The idea behind this study, which was conducted in India, was to see if giving a dose of IPV after several doses of OPV would induce better protection. It did, significantly. A study published last month in the journal the Lancet found similar results.

The injectable vaccine, called IPV, has had both steadfast proponents and fierce opponents—the latter objecting to its high cost, the need to buy and safely discard mass numbers of syringes and other logistical complications.

Dr. D.A. Henderson, who led the campaign to eradicate smallpox, has been one of the IPV opponents. And he remains unconvinced by the new studies, saying the task of getting at least one dose of injectable polio vaccine into all the children of the world will be a formidable one.

“The added cost both for vaccine and logistics of using IPV could act to slow the severing of chains of (poliovirus) transmission,” he said in an email. Henderson is a distinguished scholar at the University of Pittsburgh Medical Center’s Center for Health Security.

On the other side of the argument, Dr. T. Jacob John celebrated the findings. A central player in India’s long but ultimately successful fight to rid itself of polio, John has argued for years that IPV must be used to complete the job.

“There were many skeptics. This paper dispels doubt if IPV will work well in Uttar Pradesh in India, where the world’s lowest vaccine efficacy of OPV was described,” he said in an email from Vellore, India, where he works at the Christian Medical College.

The study, by scientists from India and from the Global Polio Eradication Initiative, looked at the response of children previously vaccinated with OPV who were given a booster dose of OPV, IPV or a placebo. They found the children who received IPV got the best immune response.

“Our study provides strong evidence that IPV boosts intestinal immunity among children with a history of multiple OPV doses more effectively than an additional OPV dose,” the authors wrote.

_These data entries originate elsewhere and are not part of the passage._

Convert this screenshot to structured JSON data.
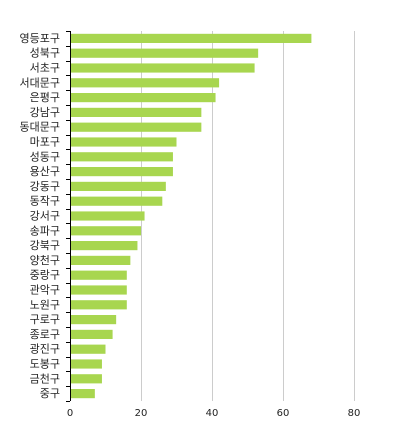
{
  "chart_data": {
    "type": "bar",
    "orientation": "horizontal",
    "title": "",
    "xlabel": "",
    "ylabel": "",
    "categories": [
      "영등포구",
      "성북구",
      "서초구",
      "서대문구",
      "은평구",
      "강남구",
      "동대문구",
      "마포구",
      "성동구",
      "용산구",
      "강동구",
      "동작구",
      "강서구",
      "송파구",
      "강북구",
      "양천구",
      "중랑구",
      "관악구",
      "노원구",
      "구로구",
      "종로구",
      "광진구",
      "도봉구",
      "금천구",
      "중구"
    ],
    "values": [
      68,
      53,
      52,
      42,
      41,
      37,
      37,
      30,
      29,
      29,
      27,
      26,
      21,
      20,
      19,
      17,
      16,
      16,
      16,
      13,
      12,
      10,
      9,
      9,
      7
    ],
    "xlim": [
      0,
      80
    ],
    "xticks": [
      0,
      20,
      40,
      60,
      80
    ],
    "grid": true,
    "bar_color": "#a8d64f",
    "grid_color": "#cccccc",
    "axis_color": "#000000"
  }
}
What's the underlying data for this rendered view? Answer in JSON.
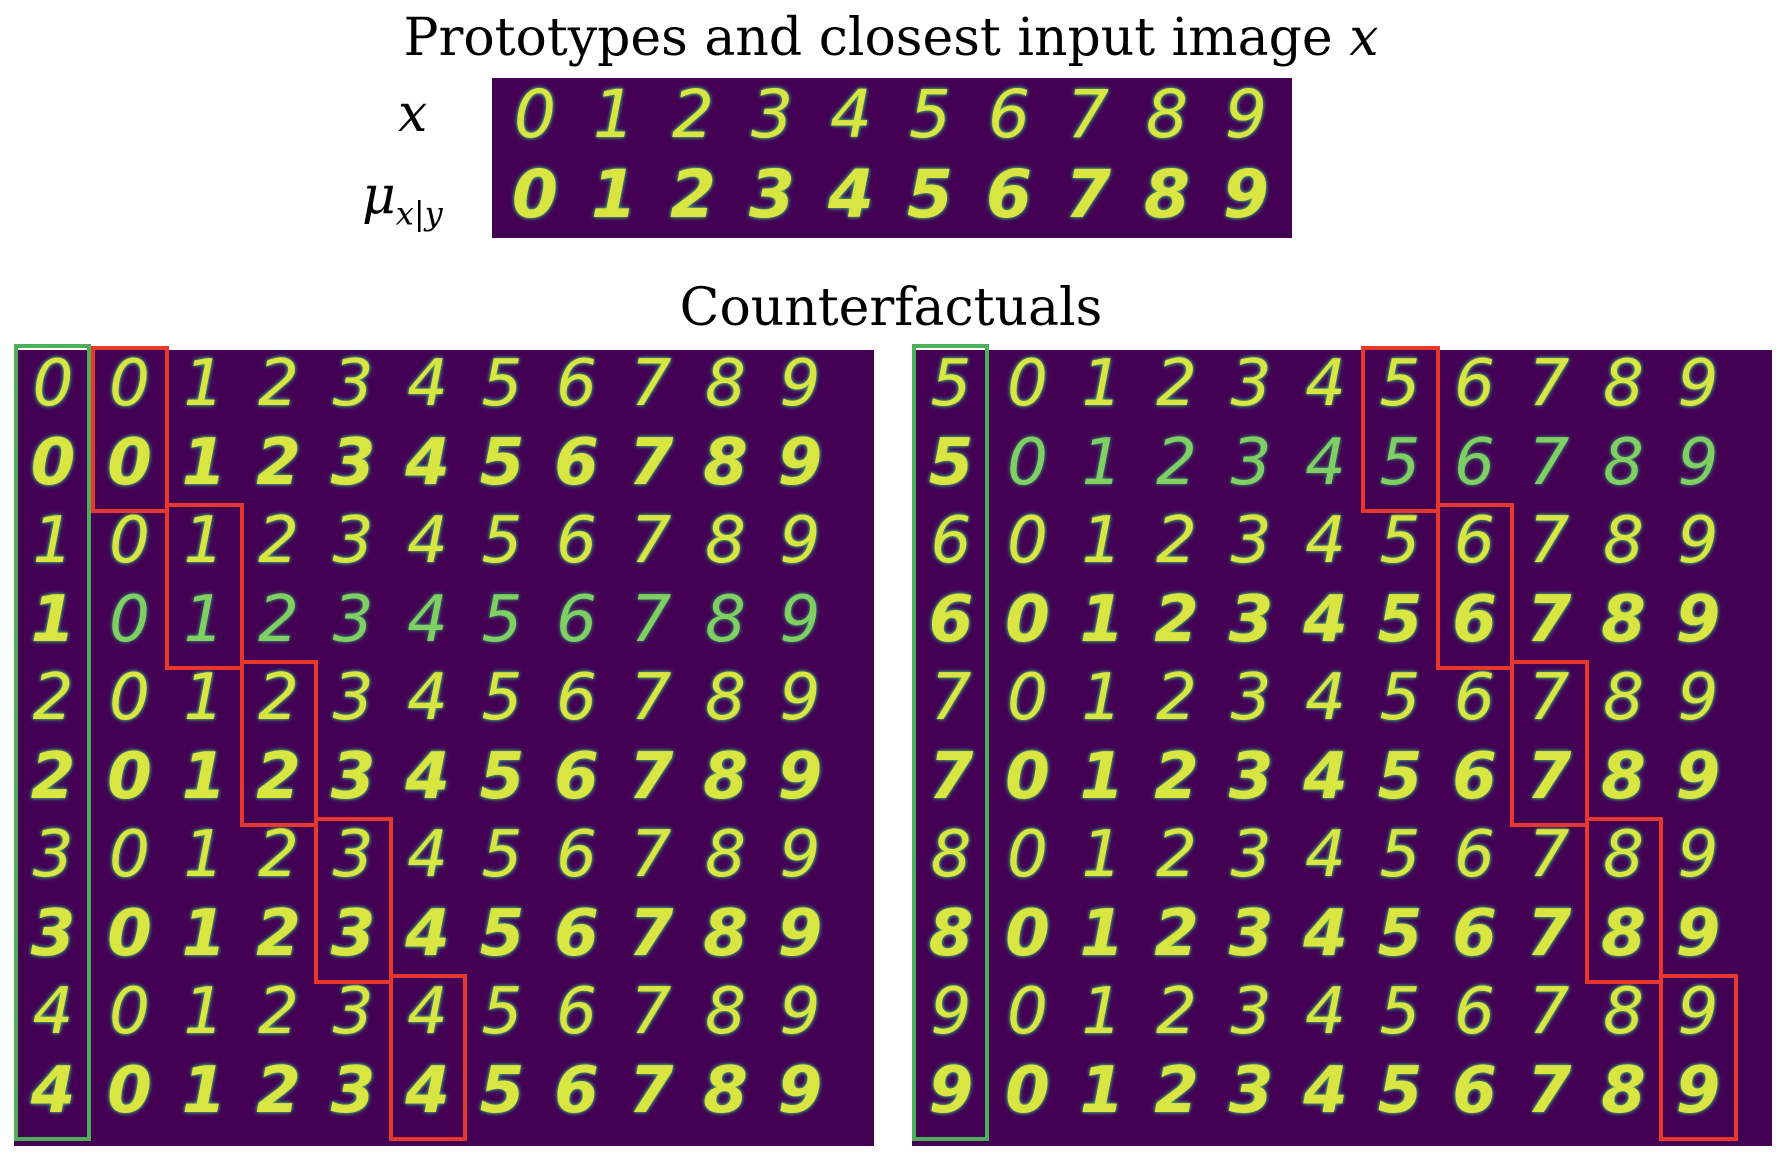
{
  "figure": {
    "top_title_prefix": "Prototypes and closest input image ",
    "top_title_var": "x",
    "bottom_title": "Counterfactuals",
    "row_label_x": "x",
    "row_label_mu_symbol": "μ",
    "row_label_mu_sub": "x|y"
  },
  "prototypes": {
    "x_row": [
      "0",
      "1",
      "2",
      "3",
      "4",
      "5",
      "6",
      "7",
      "8",
      "9"
    ],
    "mu_row": [
      "0",
      "1",
      "2",
      "3",
      "4",
      "5",
      "6",
      "7",
      "8",
      "9"
    ]
  },
  "counterfactuals": {
    "left_panel": {
      "source_digits": [
        "0",
        "0",
        "1",
        "1",
        "2",
        "2",
        "3",
        "3",
        "4",
        "4"
      ],
      "columns": [
        "0",
        "1",
        "2",
        "3",
        "4",
        "5",
        "6",
        "7",
        "8",
        "9"
      ]
    },
    "right_panel": {
      "source_digits": [
        "5",
        "5",
        "6",
        "6",
        "7",
        "7",
        "8",
        "8",
        "9",
        "9"
      ],
      "columns": [
        "0",
        "1",
        "2",
        "3",
        "4",
        "5",
        "6",
        "7",
        "8",
        "9"
      ]
    }
  },
  "colors": {
    "background": "#440154",
    "digit": "#d9e540",
    "source_box": "#4daf5a",
    "highlight_box": "#e8372c"
  }
}
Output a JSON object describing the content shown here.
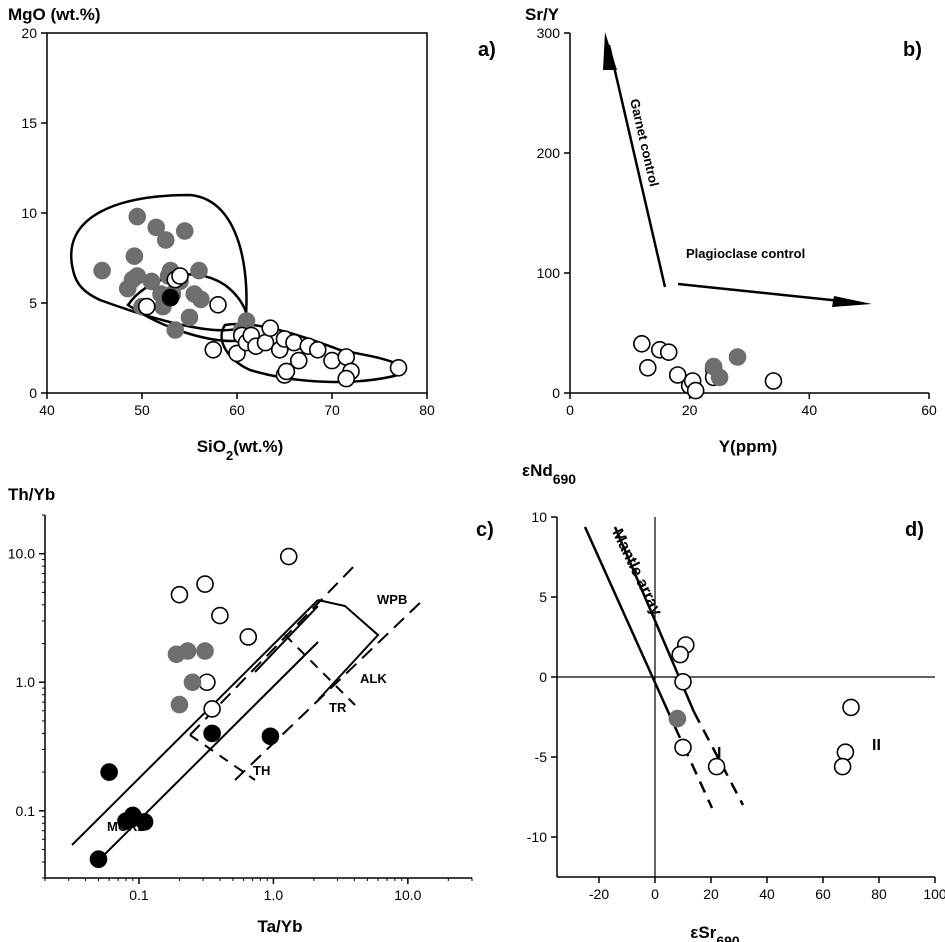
{
  "chart_data": [
    {
      "panel": "a)",
      "type": "scatter",
      "ylabel": "MgO (wt.%)",
      "xlabel": "SiO2(wt.%)",
      "xlim": [
        40,
        80
      ],
      "ylim": [
        0,
        20
      ],
      "xticks": [
        40,
        50,
        60,
        70,
        80
      ],
      "yticks": [
        0,
        5,
        10,
        15,
        20
      ],
      "series": [
        {
          "style": "gray",
          "points": [
            [
              45.8,
              6.8
            ],
            [
              48.5,
              5.8
            ],
            [
              49,
              6.3
            ],
            [
              49.2,
              7.6
            ],
            [
              49.5,
              9.8
            ],
            [
              49.5,
              6.5
            ],
            [
              50,
              4.8
            ],
            [
              51,
              6.2
            ],
            [
              51.5,
              9.2
            ],
            [
              52,
              5.5
            ],
            [
              52.2,
              4.8
            ],
            [
              52.5,
              8.5
            ],
            [
              52.8,
              6.5
            ],
            [
              53,
              6.8
            ],
            [
              53.2,
              5.5
            ],
            [
              53.5,
              3.5
            ],
            [
              54,
              6.2
            ],
            [
              54.5,
              9
            ],
            [
              55,
              4.2
            ],
            [
              55.5,
              5.5
            ],
            [
              56,
              6.8
            ],
            [
              56.2,
              5.2
            ],
            [
              60.5,
              3.5
            ],
            [
              61,
              4
            ]
          ]
        },
        {
          "style": "black",
          "points": [
            [
              53,
              5.3
            ]
          ]
        },
        {
          "style": "open",
          "points": [
            [
              50.5,
              4.8
            ],
            [
              53.5,
              6.3
            ],
            [
              54,
              6.5
            ],
            [
              58,
              4.9
            ],
            [
              57.5,
              2.4
            ],
            [
              60,
              2.2
            ],
            [
              60.5,
              3.2
            ],
            [
              61,
              2.8
            ],
            [
              61.5,
              3.2
            ],
            [
              62,
              2.6
            ],
            [
              63,
              2.8
            ],
            [
              63.5,
              3.6
            ],
            [
              64.5,
              2.4
            ],
            [
              65,
              1
            ],
            [
              65,
              3
            ],
            [
              65.2,
              1.2
            ],
            [
              66,
              2.8
            ],
            [
              66.5,
              1.8
            ],
            [
              67.5,
              2.6
            ],
            [
              68.5,
              2.4
            ],
            [
              70,
              1.8
            ],
            [
              71.5,
              2
            ],
            [
              72,
              1.2
            ],
            [
              71.5,
              0.8
            ],
            [
              77,
              1.4
            ]
          ]
        }
      ]
    },
    {
      "panel": "b)",
      "type": "scatter",
      "ylabel": "Sr/Y",
      "xlabel": "Y(ppm)",
      "xlim": [
        0,
        60
      ],
      "ylim": [
        0,
        300
      ],
      "xticks": [
        0,
        20,
        40,
        60
      ],
      "yticks": [
        0,
        100,
        200,
        300
      ],
      "annotations": [
        "Garnet control",
        "Plagioclase control"
      ],
      "series": [
        {
          "style": "open",
          "points": [
            [
              12,
              41
            ],
            [
              13,
              21
            ],
            [
              15,
              36
            ],
            [
              16.5,
              34
            ],
            [
              18,
              15
            ],
            [
              20,
              6
            ],
            [
              20.5,
              10
            ],
            [
              21,
              2
            ],
            [
              24,
              20
            ],
            [
              24,
              13
            ],
            [
              34,
              10
            ]
          ]
        },
        {
          "style": "gray",
          "points": [
            [
              24,
              22
            ],
            [
              25,
              13
            ],
            [
              28,
              30
            ]
          ]
        }
      ]
    },
    {
      "panel": "c)",
      "type": "scatter",
      "ylabel": "Th/Yb",
      "xlabel": "Ta/Yb",
      "xscale": "log",
      "yscale": "log",
      "xlim": [
        0.02,
        30
      ],
      "ylim": [
        0.03,
        20
      ],
      "xticks": [
        "0.1",
        "1.0",
        "10.0"
      ],
      "yticks": [
        "0.1",
        "1.0",
        "10.0"
      ],
      "annotations": [
        "WPB",
        "ALK",
        "TR",
        "TH",
        "MORB"
      ],
      "series": [
        {
          "style": "open",
          "points": [
            [
              0.2,
              4.8
            ],
            [
              0.31,
              5.8
            ],
            [
              0.4,
              3.3
            ],
            [
              0.65,
              2.25
            ],
            [
              1.3,
              9.5
            ],
            [
              0.32,
              1
            ],
            [
              0.35,
              0.62
            ]
          ]
        },
        {
          "style": "gray",
          "points": [
            [
              0.19,
              1.65
            ],
            [
              0.23,
              1.75
            ],
            [
              0.31,
              1.75
            ],
            [
              0.25,
              1
            ],
            [
              0.2,
              0.67
            ]
          ]
        },
        {
          "style": "black",
          "points": [
            [
              0.06,
              0.2
            ],
            [
              0.08,
              0.083
            ],
            [
              0.09,
              0.092
            ],
            [
              0.11,
              0.082
            ],
            [
              0.05,
              0.042
            ],
            [
              0.35,
              0.4
            ],
            [
              0.95,
              0.38
            ]
          ]
        }
      ]
    },
    {
      "panel": "d)",
      "type": "scatter",
      "ylabel": "εNd690",
      "xlabel": "εSr690",
      "xlim": [
        -35,
        100
      ],
      "ylim": [
        -12.5,
        10
      ],
      "xticks": [
        -20,
        0,
        20,
        40,
        60,
        80,
        100
      ],
      "yticks": [
        -10,
        -5,
        0,
        5,
        10
      ],
      "annotations": [
        "Mantle array",
        "I",
        "II"
      ],
      "series": [
        {
          "style": "open",
          "points": [
            [
              11,
              2
            ],
            [
              9,
              1.4
            ],
            [
              10,
              -0.3
            ],
            [
              10,
              -4.4
            ],
            [
              22,
              -5.6
            ],
            [
              70,
              -1.9
            ],
            [
              68,
              -4.7
            ],
            [
              67,
              -5.6
            ]
          ]
        },
        {
          "style": "gray",
          "points": [
            [
              8,
              -2.6
            ]
          ]
        }
      ]
    }
  ]
}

The World Health Organization has already changed its policy on polio vaccine and is no longer recommending an all-OPV approach for countries which until now have used only the oral vaccine.

It now recommends that countries that use only OPV should introduce at least one dose of the injectable vaccine into their routine childhood vaccination schedules—a move which will come at a considerable cost for these nations.

OPV costs pennies a dose to buy and administer. Through dogged negotiations with vaccine manufacturers, UNICEF has received an agreement from producers that they will sell IPV for US$1 a dose to the poorest countries and US$1.90 a dose to middle-income countries.

UNICEF is one of the original partners in the polio eradication effort; the others are the service club Rotary International, the U.S. Centers for Disease Prevention and Control and the WHO. In recent years, the Bill and Melinda Gates Foundation has become a major player in the campaign.

The effort to eradicate polio began in 1988 with a target of making the world free of the disease by the start of the new millennium. But the virus has proved to be a much more difficult foe than smallpox, the only human pathogen to have been eradicated. (Rinderpest, a virus that afflicted cattle and other ungulates, was declared eradicated in 2011.)

Polio remains endemic—transmission has never been stopped—in three countries: Pakistan, Afghanistan and Nigeria. And viruses from those countries occasionally reignite spread in neighbouring countries or countries with trade or travel ties.

So far this year there have been 146 confirmed cases of polio in nine countries in Africa, the Middle East and South Asia. Most of the cases—115—have been reported in Pakistan, where political instability and religious resistance in the part of the country bordering Afghanistan have led experts to label the country the biggest threat to eradication.